Deniz Kuvvetleri Komutanlığı'nın Montrö Sözleşmesi'nin birinci derecede uygulayıcısı olan kurumlardan olduğunu belirten Bilgel, "Bu sözleşme Türkiye Cumhuriyeti'nin tapu senedi niteliğindedir. Milli güvenlik ve uluslararası güvenlik noktasında da kilit rol oynayan sözleşmenin tartışmaya açılması dahi Türkiye başta olmak üzere uluslararası toplumda geri dönülemez sonuçlara sebebiyet verecektir. Bu sonuçlar söz konusu sözleşmenin uzun yıllar uygulayıcısı olan biz emekli amiraller tarafından öngörülerek tamamen mesleki sorumluluk düsturuyla kamuoyu bilgilendirilmek istenmiştir" ifadelerini kullandı.

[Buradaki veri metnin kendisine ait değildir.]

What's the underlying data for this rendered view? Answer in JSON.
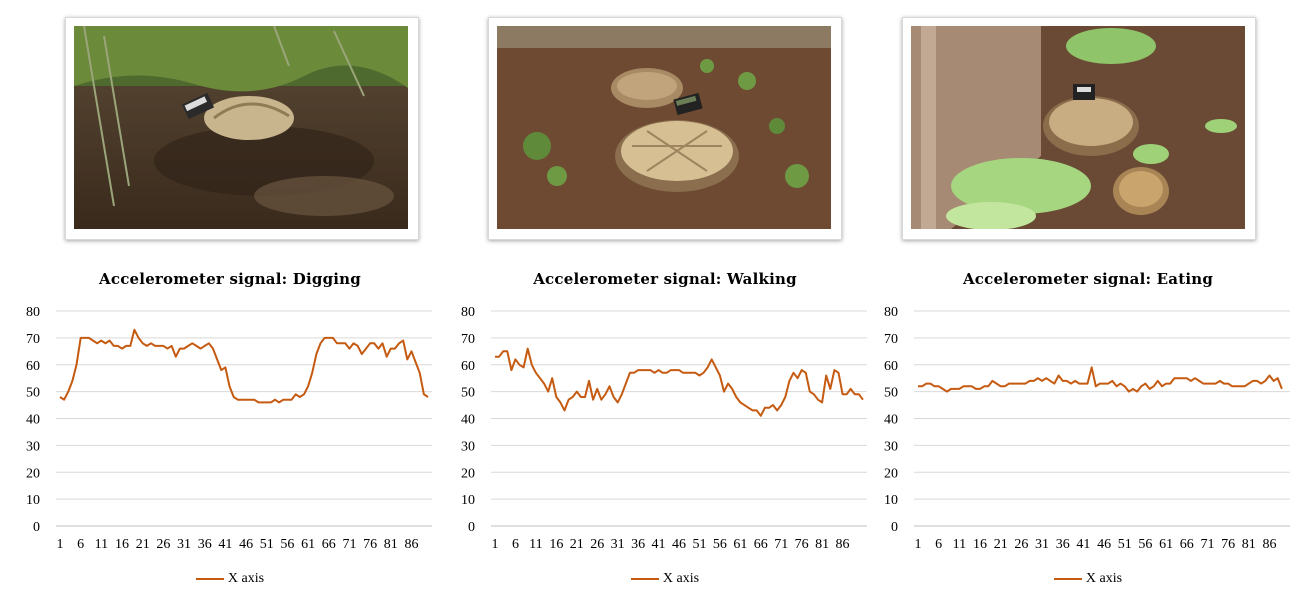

Bilgel, yurtdışına çıkış yasağının kaldırılmasını, duruşmalardan vareste tutulmasını ve beraatine karar verilmesini talep etti.

NE OLMUŞTU?

Ankara Cumhuriyet Başsavcılığı, 4 Nisan 2021'de 103 emekli amiralin yayımladığı "Montrö bildirisi"ne ilişkin soruşturma başlatmış ve 6 Aralık 2021'de 103 sanık hakkında "devletin güvenliğine veya anayasal düzene karşı suç işlemek için anlaşma" suçundan 3 yıldan 12 yıla kadar hapis cezası talebiyle iddianame düzenlemişti.

İddianame, gönderildiği Ankara 20. Ağır Ceza Mahkemesi tarafından kabul edilmiş ve ilk duruşmanın 21 Mart'ta yapılacağı karara bağlanmıştı.

Dava kapsamında İstanbul'da oturan sanıkların, talimat yoluyla savunmaları alınıyor.